Laudację na cześć nagrodzonego wygłosił Tadeusz Majchrowicz, zastępca przewodniczącego Komisji Krajowej NSZZ „Solidarność”. – Jak „Solidarność” walnie w Polsce ręką w stół, to kuranty na Kremlu zagrają Mazurka Dąbrowskiego – przypomniał słowa Andrzeja Rozpłochowskiego sprzed lat. – Jako jeden z nielicznych liderów nie był uwikłany w agenturalną współpracę. Dochował wierności ideałom Sierpnia. Pozostał przy tym człowiekiem skromnym, zawsze mającym czas dla swoich kolegów. Był bezkompromisowy i nieprzekupny. Stanowczo odmawiał wszelkiej współpracy ze Służbą Bezpieczeństwa. Został przez to znienawidzony przez władzę komunistyczną, ale też niestety przez Lecha Wałęsę – przypomniał Majchrowicz.

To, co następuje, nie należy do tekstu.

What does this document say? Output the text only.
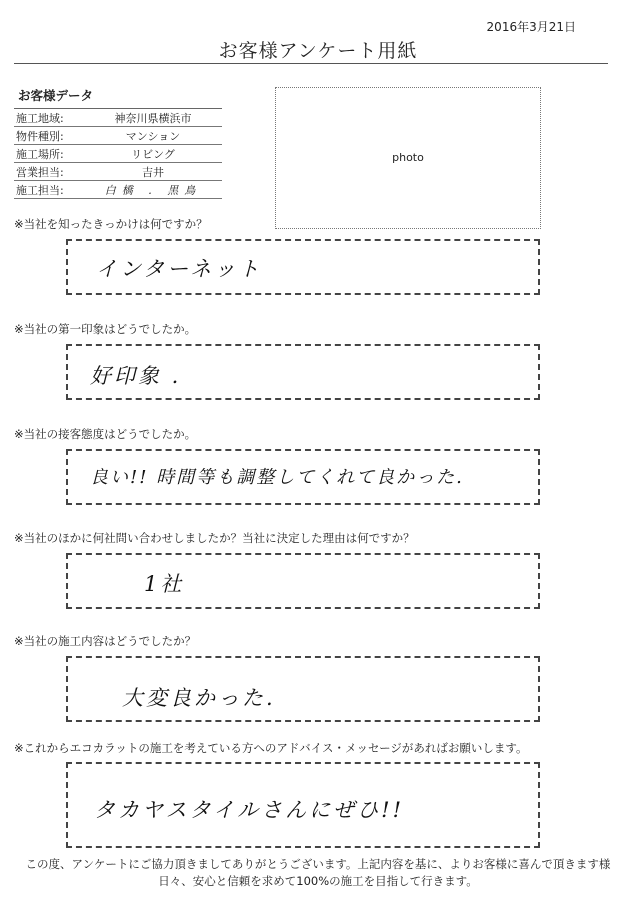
2016年3月21日
お客様アンケート用紙
お客様データ
施工地域:	神奈川県横浜市
物件種別:	マンション
施工場所:	リビング
営業担当:	吉井
施工担当:	白橋 . 黒鳥
photo
※当社を知ったきっかけは何ですか？
インターネット
※当社の第一印象はどうでしたか。
好印象 .
※当社の接客態度はどうでしたか。
良い!! 時間等も調整してくれて良かった.
※当社のほかに何社問い合わせしましたか？当社に決定した理由は何ですか？
1社
※当社の施工内容はどうでしたか？
大変良かった.
※これからエコカラットの施工を考えている方へのアドバイス・メッセージがあればお願いします。
タカヤスタイルさんにぜひ!!
この度、アンケートにご協力頂きましてありがとうございます。上記内容を基に、よりお客様に喜んで頂きます様
日々、安心と信頼を求めて100%の施工を目指して行きます。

„SPEŁNIENIE BIBLIJNYCH SŁÓW”
Andrzej Rozpłochowski statuetkę odebrał z rąk przewodniczącego NSZZ „Solidarność” Piotra Dudy i Michała Ossowskiego. – Serce mi bije bardzo mocno, ponieważ ta nagroda, to wyróżnienie przez ogólnopolski „Tygodnik Solidarność”, uhonorowanie mnie nagrodą człowieka roku w 40-lecie narodzin „Solidarności” to największy zaszczyt, jaki może spotkać człowieka „Solidarności” – przyznał laureat. – To dla mnie niebywała nagroda i spełnienie jednych słów biblijnych, gdzie jest powiedziane: „ostatni będą pierwszymi”. Były takie czasy, że tym pierwszym bardzo chciał być np. Lech Wałęsa. Ja byłem tym wrogiem, któremu według Wałęsy naród miał „postawić szubienicę”, za to że goniłem komunizm. A jemu naród miał postawić tron. Gdzie dzisiaj jest Lech Wałęsa, a gdzie dzisiaj jestem ja, to państwo zdecydowaliście i wskazaliście właściwy kierunek. Ja, przyjmując z wielkim wzruszeniem tę nagrodę, przyjmuję jako również obdarowanie wszystkich moich koleżanek i kolegów, zwłaszcza tych największych bohaterów, pracowników Huty Katowice w Dąbrowie Górniczej, którzy wraz ze mną weszli w strajk, prawie 20-tysięcznej załogi – wspominał Rozpłochowski.